South Africa’s National Energy Regulator of South Africa (NERSA) has put out an energy plan for public comment, and its 130 plus page report shows how it is so tough for African countries to acquire more electrical energy which is dominated by renewables. The Regulator is bound by national laws to consult with the public on each appropriation of energy.
The plan is asking approval for 11.3 GW of new generation, with 4.5 GW of it being coal and gas. The plan was put together by the Minister of Mineral Resources and Energy and includes costing data on things like water for thermal turbines, and clean-up of fossil fuel plants, in all the costings.
On the surface of it, it is pretty pro-renewables with 6.8 GW from wind and solar, a massive 513 MW of storage immediately and a further 1.5 GW of storage later, but then adds 3 GW of gas turbines and 1.5 GW of fresh coal. On the surface of it you might think that the coal will end up as a stranded asset by 2050, and the gas turbines the same. When you look up the gazette entry in the country’s Integrated Resource Plan to 2030, the coal and gas are purely adopted to minimize the risk both of load shedding and also to reduce the use of existing diesel peaking plants, which are currently widely and frequently used to prevent widespread disruption.
Most of the wind resource appears to be onshore, and if this plan is passed, this should create a rush of wind turbine makers and developers to begin building up resources in South Africa, including Chinese firms.
Certainly it looks like a more adventurous use of battery could do away with more thermal facilities, and in the fullness of time it looks like South Africa is saying, “let us get some experience with over 500 MW of storage, and next time around perhaps we can rely on it more.”
But the fresh coal plant is mostly about having some baseload still in place for when the country retires many of its existing coal power plants in the period from 2019 to 2030 and there are more coming in the run up to 2050.
The country plans to turn off some 9.8 GW more of coal by 2030, starting with 2.3 GW last year and it will replace that with just a 750 MW in 2023, and another 750 MW in 2027. It has one nuclear plant being refreshed to be ready with 1.8 GW in 2024, and it is allowing itself ten years to build a single further hydro capacity by 2030.

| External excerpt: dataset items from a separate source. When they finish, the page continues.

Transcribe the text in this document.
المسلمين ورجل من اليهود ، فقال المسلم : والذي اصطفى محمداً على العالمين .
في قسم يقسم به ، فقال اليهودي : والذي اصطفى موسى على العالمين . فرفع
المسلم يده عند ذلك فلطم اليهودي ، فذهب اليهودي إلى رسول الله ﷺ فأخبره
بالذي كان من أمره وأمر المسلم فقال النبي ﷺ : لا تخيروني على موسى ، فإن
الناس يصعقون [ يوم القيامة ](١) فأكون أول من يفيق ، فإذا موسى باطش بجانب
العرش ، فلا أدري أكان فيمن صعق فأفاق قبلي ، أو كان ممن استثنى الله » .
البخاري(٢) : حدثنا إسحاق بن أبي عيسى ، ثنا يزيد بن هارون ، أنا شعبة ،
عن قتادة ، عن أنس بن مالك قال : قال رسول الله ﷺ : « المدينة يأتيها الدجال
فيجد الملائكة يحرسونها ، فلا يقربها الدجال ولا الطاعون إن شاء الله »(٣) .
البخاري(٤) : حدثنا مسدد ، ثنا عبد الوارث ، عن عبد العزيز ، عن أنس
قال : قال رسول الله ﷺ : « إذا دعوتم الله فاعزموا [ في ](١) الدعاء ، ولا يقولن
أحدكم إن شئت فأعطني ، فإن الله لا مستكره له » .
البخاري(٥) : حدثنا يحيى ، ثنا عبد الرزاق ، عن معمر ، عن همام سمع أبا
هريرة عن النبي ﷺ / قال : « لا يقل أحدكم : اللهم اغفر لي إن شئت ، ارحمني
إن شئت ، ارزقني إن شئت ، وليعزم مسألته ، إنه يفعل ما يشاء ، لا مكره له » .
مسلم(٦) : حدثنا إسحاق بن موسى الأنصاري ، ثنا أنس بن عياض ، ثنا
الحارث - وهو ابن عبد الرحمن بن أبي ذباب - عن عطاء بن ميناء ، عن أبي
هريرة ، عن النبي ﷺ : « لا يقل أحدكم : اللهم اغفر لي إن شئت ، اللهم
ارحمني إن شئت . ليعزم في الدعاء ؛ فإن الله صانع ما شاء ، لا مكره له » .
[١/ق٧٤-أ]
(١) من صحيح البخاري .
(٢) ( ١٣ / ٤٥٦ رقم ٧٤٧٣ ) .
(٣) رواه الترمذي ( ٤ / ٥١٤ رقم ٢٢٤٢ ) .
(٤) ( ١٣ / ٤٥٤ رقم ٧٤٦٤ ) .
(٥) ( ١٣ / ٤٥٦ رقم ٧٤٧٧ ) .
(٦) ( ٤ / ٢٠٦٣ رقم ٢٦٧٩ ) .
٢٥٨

The outcome still leaves South Africa on 43% coal by 2030, but there remains sufficient time to move away from coal and the minimal additional gas turbines by 2050 as long as the grid is modernizing, and they are learning how to co-ordinate battery and intermittent supply. The use of storage has not been entirely specified in terms of technology, but while we would have thought that pumped hydro would be ideal in this type of terrain, the document insists this is battery storage and mentions compressed-air energy storage, fly wheels, and hydrogen fuel cells – so it should give a significant time period to explore and develop new types of GW class batteries in the region or create a green hydrogen industry. We know from discussions with Highview in the UK, that it has identified situations in south Africa where its GW class Cryobattery could be installed in partnership with Spain’s TSK engineering, so clearly there is an RFP or two doing the rounds here. And once South Africa doubles down on storage in the 2029 time frame, on this plan, it will be in a much better position to use intermittent renewables on its grid.
Significant stakeholders and the public are now being asked if the capacity is enough, to deliver uninterrupted supply, are these the right technologies, and will supply be sufficiently secure? One question is whether or not storage should even be included in the resources, how big each instance might be and which technology should it be and of course a discussion of affordability and what this might do to the price of electricity in the country, as well as the socio-economic impact of using so much wind and solar in the mix.